NETTALI.COM - Ibrahima Fall à l’état civil, Ibou Fall de son nom de plume ou encore Aladji Ibou Fall pour DJ Boups avec qui il officie à l’émission « Xew Xewu Jamono » sur I-radio/I-TV, est d’une autre race de journalistes-chroniqueurs. Signe particulier du personnage, il a ce don pour livrer des analyses aussi inattendues que déroutantes aux auditeurs, télespectateurs et aux milliers d’internautes qui suivent l'émission postée sur la chaîne Youtube d'I-radio.

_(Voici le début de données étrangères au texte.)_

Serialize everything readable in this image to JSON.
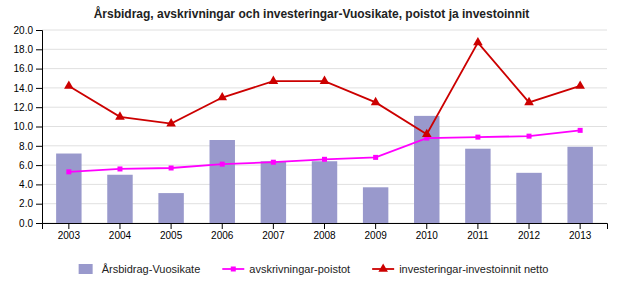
{
  "chart_data": {
    "type": "bar",
    "title": "Årsbidrag, avskrivningar och investeringar-Vuosikate, poistot ja investoinnit",
    "categories": [
      "2003",
      "2004",
      "2005",
      "2006",
      "2007",
      "2008",
      "2009",
      "2010",
      "2011",
      "2012",
      "2013"
    ],
    "series": [
      {
        "name": "Årsbidrag-Vuosikate",
        "type": "bar",
        "color": "#9999cc",
        "values": [
          7.2,
          5.0,
          3.1,
          8.6,
          6.4,
          6.4,
          3.7,
          11.1,
          7.7,
          5.2,
          7.9
        ]
      },
      {
        "name": "avskrivningar-poistot",
        "type": "line",
        "color": "#ff00ff",
        "marker": "square",
        "values": [
          5.3,
          5.6,
          5.7,
          6.1,
          6.3,
          6.6,
          6.8,
          8.8,
          8.9,
          9.0,
          9.6
        ]
      },
      {
        "name": "investeringar-investoinnit netto",
        "type": "line",
        "color": "#cc0000",
        "marker": "triangle",
        "values": [
          14.2,
          11.0,
          10.3,
          13.0,
          14.7,
          14.7,
          12.5,
          9.2,
          18.7,
          12.5,
          14.2
        ]
      }
    ],
    "ylim": [
      0,
      20
    ],
    "yticks": [
      {
        "value": 0,
        "label": "0.0"
      },
      {
        "value": 2,
        "label": "2.0"
      },
      {
        "value": 4,
        "label": "4.0"
      },
      {
        "value": 6,
        "label": "6.0"
      },
      {
        "value": 8,
        "label": "8.0"
      },
      {
        "value": 10,
        "label": "10.0"
      },
      {
        "value": 12,
        "label": "12.0"
      },
      {
        "value": 14,
        "label": "14.0"
      },
      {
        "value": 16,
        "label": "16.0"
      },
      {
        "value": 18,
        "label": "18.0"
      },
      {
        "value": 20,
        "label": "20.0"
      }
    ],
    "grid": true,
    "legend": "bottom"
  }
}
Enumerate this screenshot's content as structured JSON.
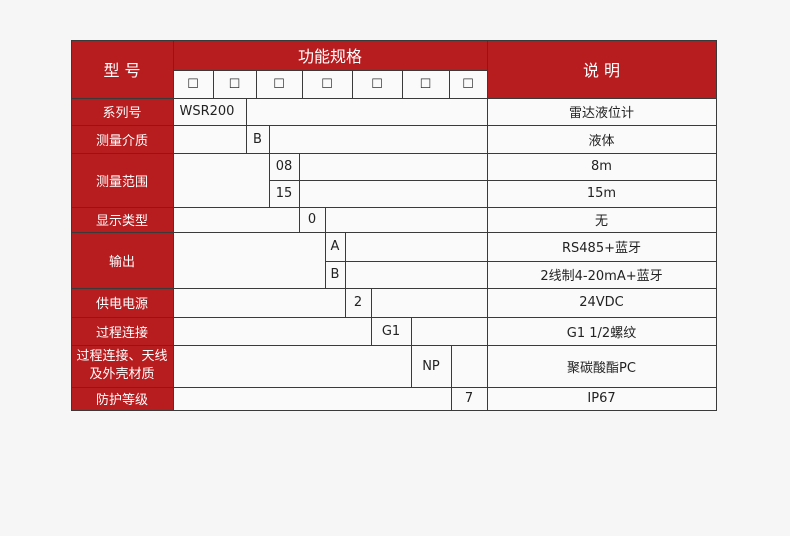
{
  "header": {
    "model": "型 号",
    "spec": "功能规格",
    "desc": "说 明",
    "checkbox_glyph": "☐"
  },
  "rows": [
    {
      "label": "系列号",
      "codes": [
        "WSR200"
      ],
      "descs": [
        "雷达液位计"
      ]
    },
    {
      "label": "测量介质",
      "codes": [
        "B"
      ],
      "descs": [
        "液体"
      ]
    },
    {
      "label": "测量范围",
      "codes": [
        "08",
        "15"
      ],
      "descs": [
        "8m",
        "15m"
      ]
    },
    {
      "label": "显示类型",
      "codes": [
        "0"
      ],
      "descs": [
        "无"
      ]
    },
    {
      "label": "输出",
      "codes": [
        "A",
        "B"
      ],
      "descs": [
        "RS485+蓝牙",
        "2线制4-20mA+蓝牙"
      ]
    },
    {
      "label": "供电电源",
      "codes": [
        "2"
      ],
      "descs": [
        "24VDC"
      ]
    },
    {
      "label": "过程连接",
      "codes": [
        "G1"
      ],
      "descs": [
        "G1 1/2螺纹"
      ]
    },
    {
      "label": "过程连接、天线\n及外壳材质",
      "codes": [
        "NP"
      ],
      "descs": [
        "聚碳酸酯PC"
      ]
    },
    {
      "label": "防护等级",
      "codes": [
        "7"
      ],
      "descs": [
        "IP67"
      ]
    }
  ],
  "colors": {
    "header_red": "#b71c1f",
    "border": "#3a3a3a"
  }
}
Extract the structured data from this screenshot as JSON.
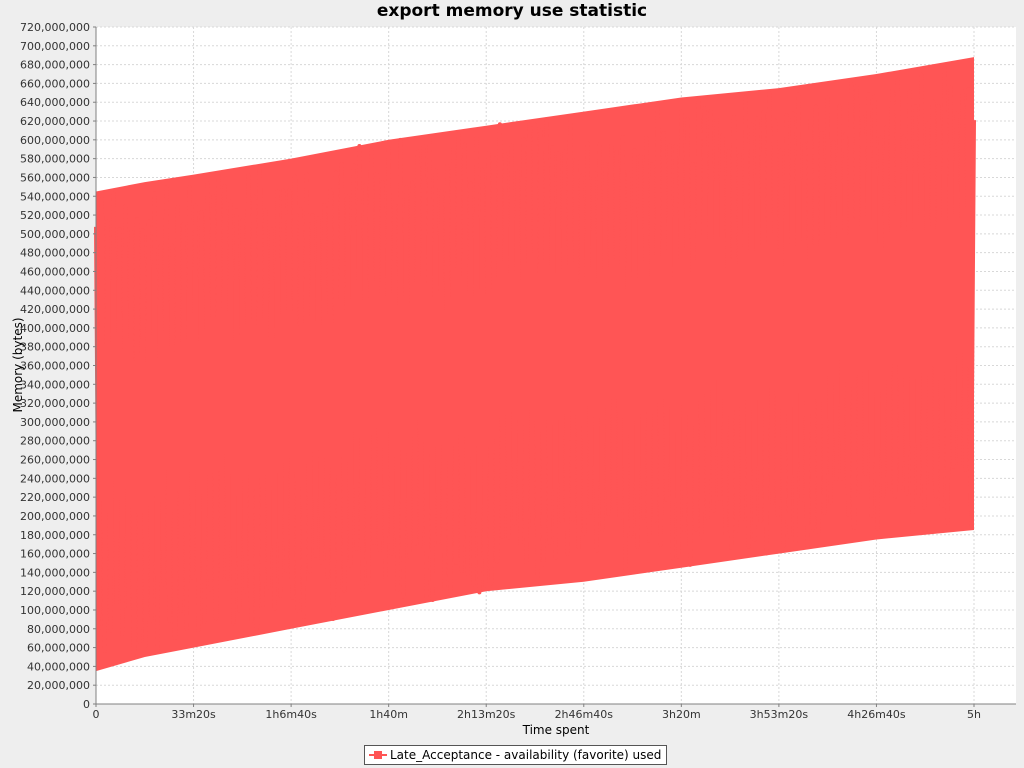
{
  "chart_data": {
    "type": "line",
    "title": "export memory use statistic",
    "xlabel": "Time spent",
    "ylabel": "Memory (bytes)",
    "x_unit": "seconds",
    "xlim": [
      0,
      18000
    ],
    "ylim": [
      0,
      720000000
    ],
    "x_ticks": [
      {
        "value": 0,
        "label": "0"
      },
      {
        "value": 2000,
        "label": "33m20s"
      },
      {
        "value": 4000,
        "label": "1h6m40s"
      },
      {
        "value": 6000,
        "label": "1h40m"
      },
      {
        "value": 8000,
        "label": "2h13m20s"
      },
      {
        "value": 10000,
        "label": "2h46m40s"
      },
      {
        "value": 12000,
        "label": "3h20m"
      },
      {
        "value": 14000,
        "label": "3h53m20s"
      },
      {
        "value": 16000,
        "label": "4h26m40s"
      },
      {
        "value": 18000,
        "label": "5h"
      }
    ],
    "y_ticks": [
      "0",
      "20,000,000",
      "40,000,000",
      "60,000,000",
      "80,000,000",
      "100,000,000",
      "120,000,000",
      "140,000,000",
      "160,000,000",
      "180,000,000",
      "200,000,000",
      "220,000,000",
      "240,000,000",
      "260,000,000",
      "280,000,000",
      "300,000,000",
      "320,000,000",
      "340,000,000",
      "360,000,000",
      "380,000,000",
      "400,000,000",
      "420,000,000",
      "440,000,000",
      "460,000,000",
      "480,000,000",
      "500,000,000",
      "520,000,000",
      "540,000,000",
      "560,000,000",
      "580,000,000",
      "600,000,000",
      "620,000,000",
      "640,000,000",
      "660,000,000",
      "680,000,000",
      "700,000,000",
      "720,000,000"
    ],
    "grid": true,
    "legend_position": "bottom",
    "series": [
      {
        "name": "Late_Acceptance - availability (favorite) used",
        "color": "#ff5555",
        "envelope": {
          "x": [
            0,
            1000,
            2000,
            4000,
            6000,
            8000,
            10000,
            12000,
            14000,
            16000,
            18000
          ],
          "upper": [
            545000000,
            555000000,
            563000000,
            580000000,
            600000000,
            615000000,
            630000000,
            645000000,
            655000000,
            670000000,
            688000000
          ],
          "lower": [
            35000000,
            50000000,
            60000000,
            80000000,
            100000000,
            120000000,
            130000000,
            145000000,
            160000000,
            175000000,
            185000000
          ]
        }
      }
    ]
  }
}
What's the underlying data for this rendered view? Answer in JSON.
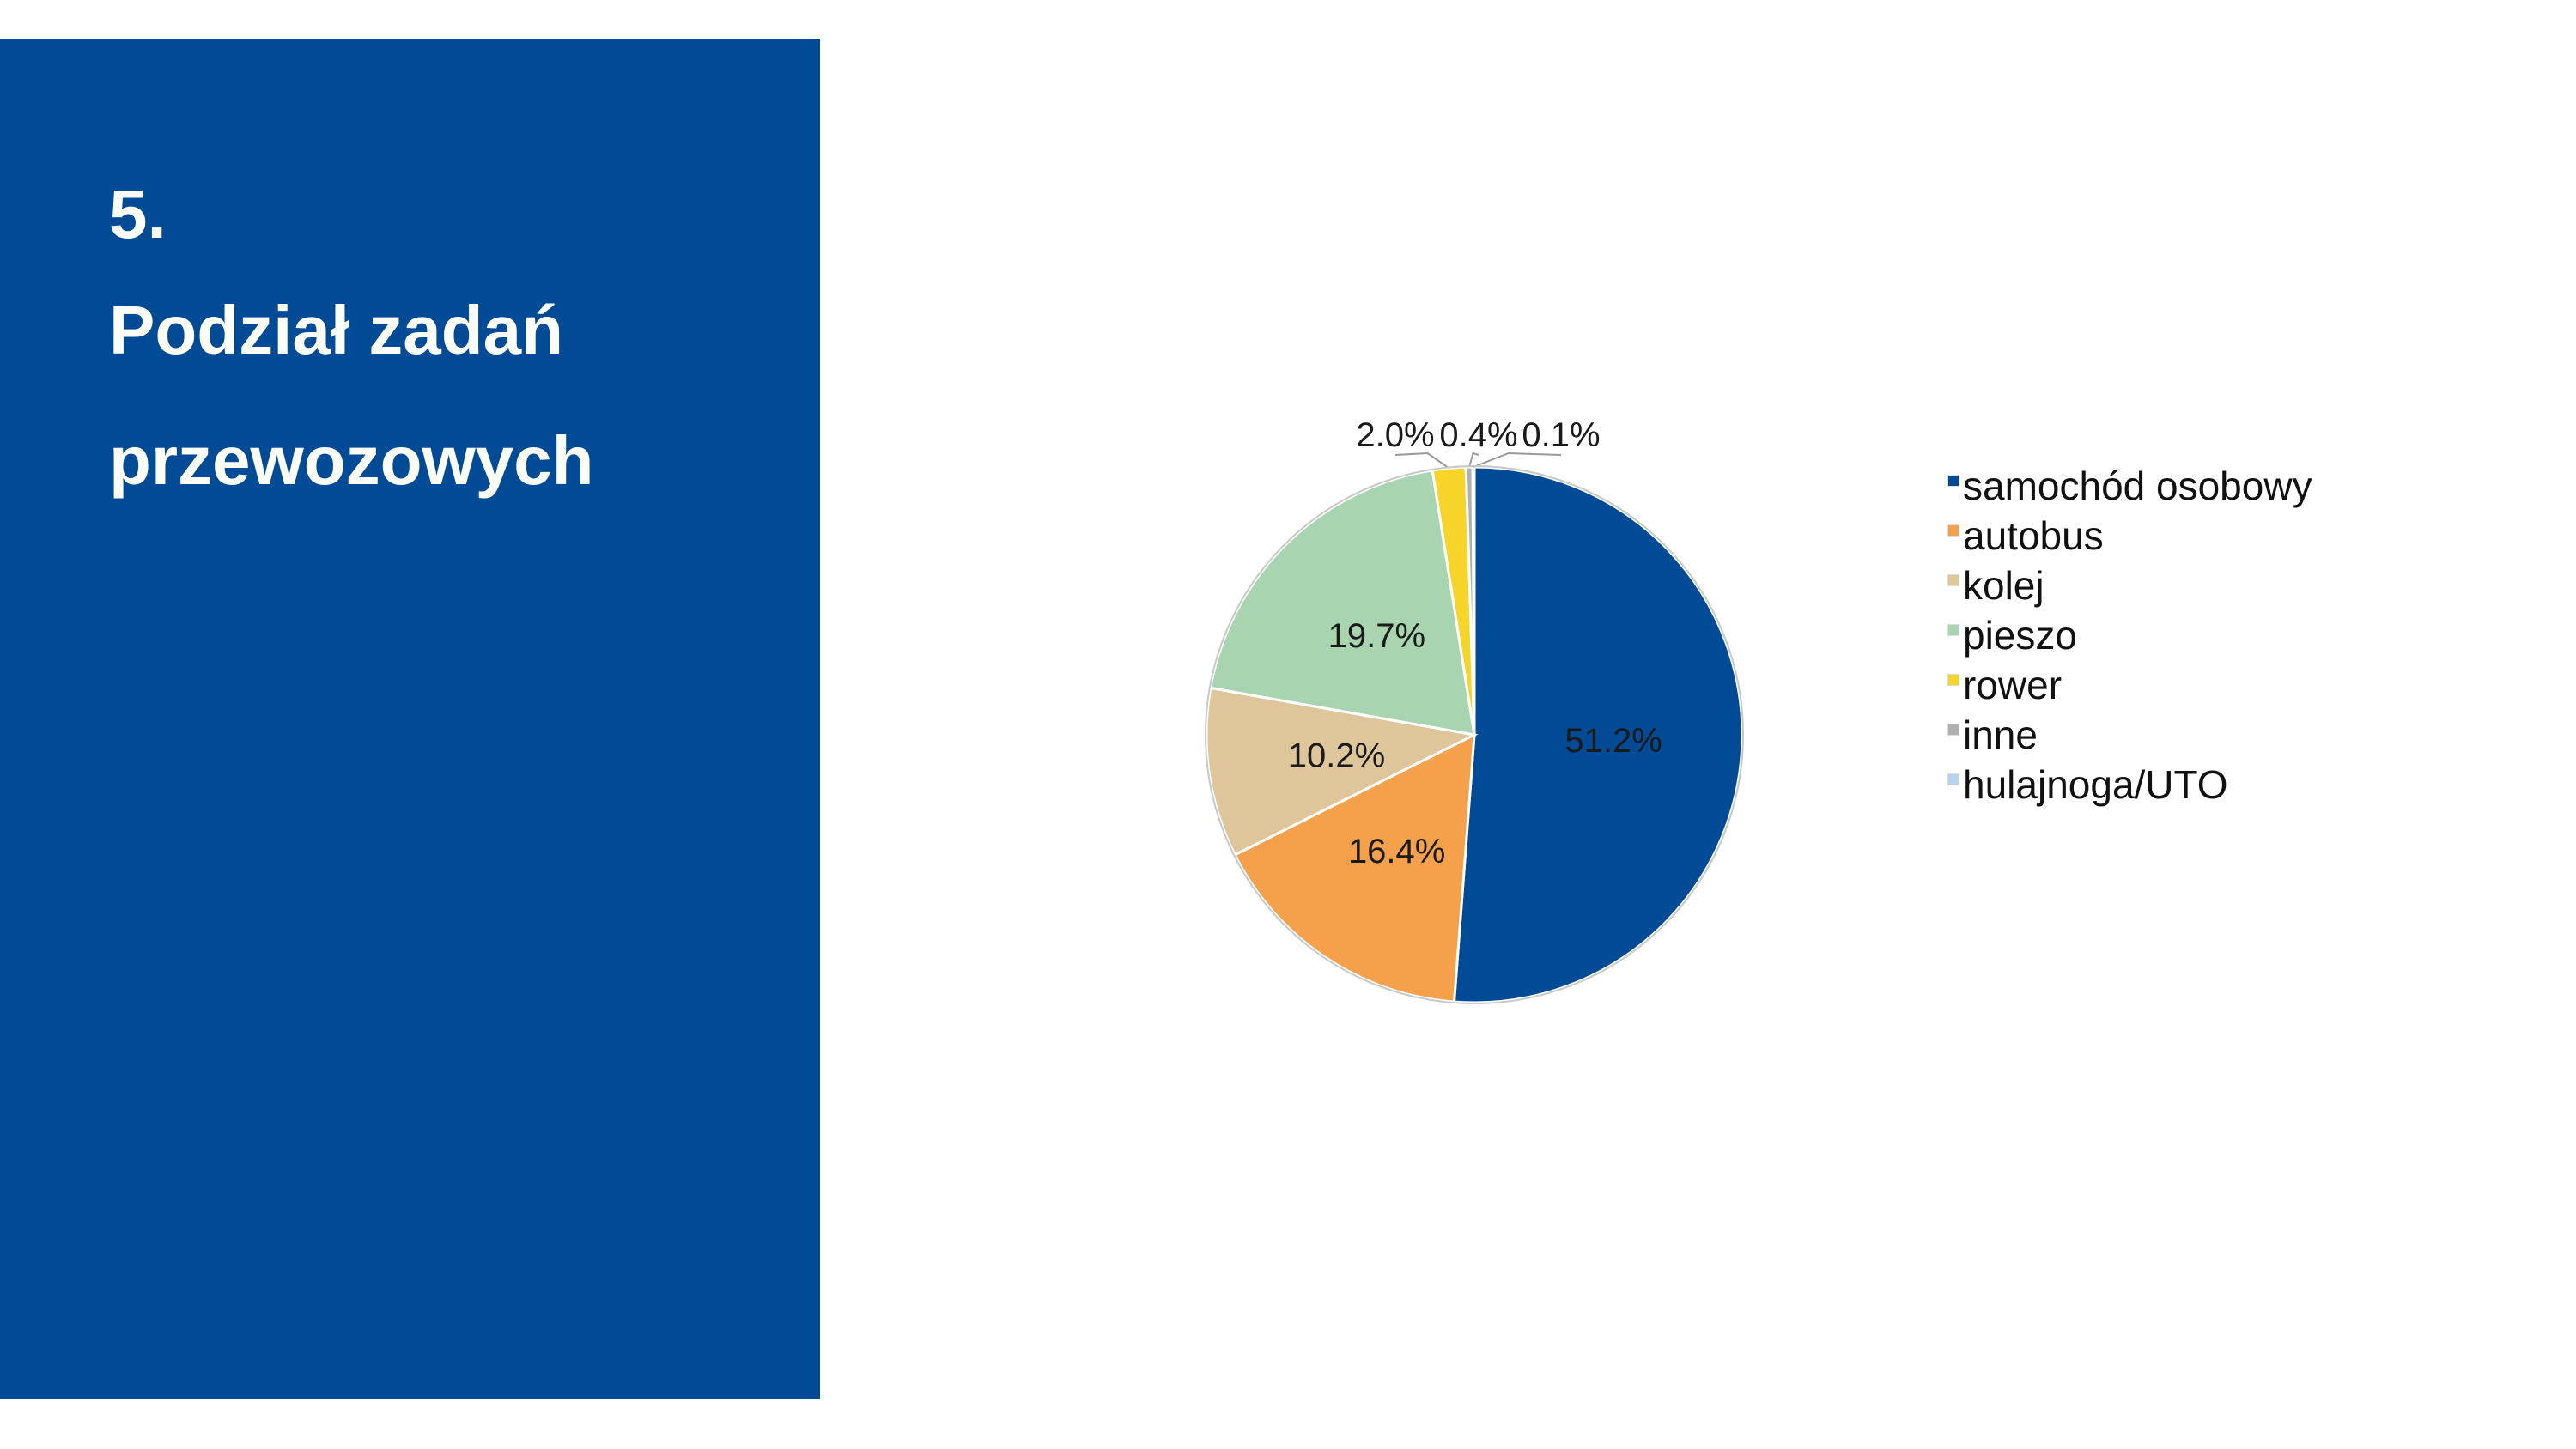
{
  "panel": {
    "number": "5.",
    "title_line1": "Podział zadań",
    "title_line2": "przewozowych"
  },
  "chart_data": {
    "type": "pie",
    "start": "top",
    "direction": "clockwise",
    "categories": [
      "samochód osobowy",
      "autobus",
      "kolej",
      "pieszo",
      "rower",
      "inne",
      "hulajnoga/UTO"
    ],
    "values": [
      51.2,
      16.4,
      10.2,
      19.7,
      2.0,
      0.4,
      0.1
    ],
    "labels": [
      "51.2%",
      "16.4%",
      "10.2%",
      "19.7%",
      "2.0%",
      "0.4%",
      "0.1%"
    ],
    "colors": [
      "#014b96",
      "#f5a04a",
      "#dfc69a",
      "#a8d5b0",
      "#f7d42a",
      "#b0b0b0",
      "#b9d3ee"
    ],
    "legend_position": "right"
  }
}
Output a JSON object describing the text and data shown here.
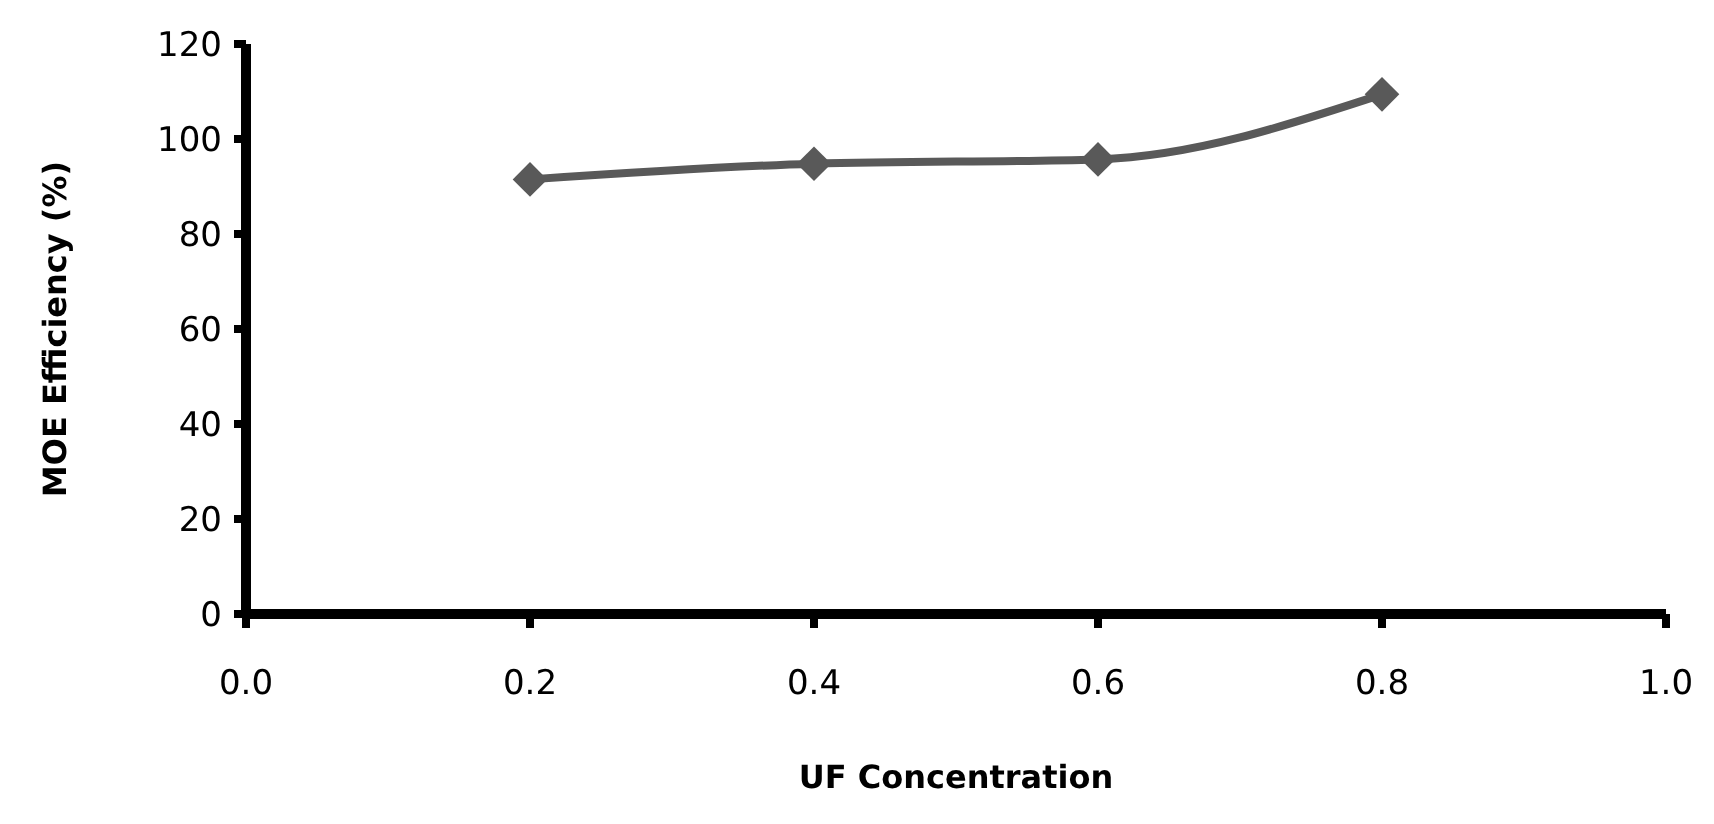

Non pas que ses analyses plaisent à tout le monde, mais bien parce qu’elles sont faites dans un style particulier qui les rendent si originales. Des analyses comme on n'en voit pas partout sur les autres médias. Elles sont à la fois froides, sans calcul, ni parti-pris, mais avec des mots simples, mais factuelles, non sans une certaine placidité mêlée parfois à du sarcasme. Elles finissent d’ailleurs par en dérouter plus d’un. Dj Boups et Mamadou Kandji co-animateurs de l’émission s’étonnent d’ailleurs souvent des prises de position du chroniqueur et ne se privent point de le relancer, voire d’engager le débat avec lui. Des tics langagiers et corporels, Fall n’en manque pas. Comme ce fameux haussement d’épaule pour dire : « c’est comme ça hein » ; ou ce petit bruit dépit du bout de sa bouche ; ou encore ce « houlaa » d’insistance. Jamais de passion et d’excès avec lui. Toujours cet air serein, mêlé parfois à un rire.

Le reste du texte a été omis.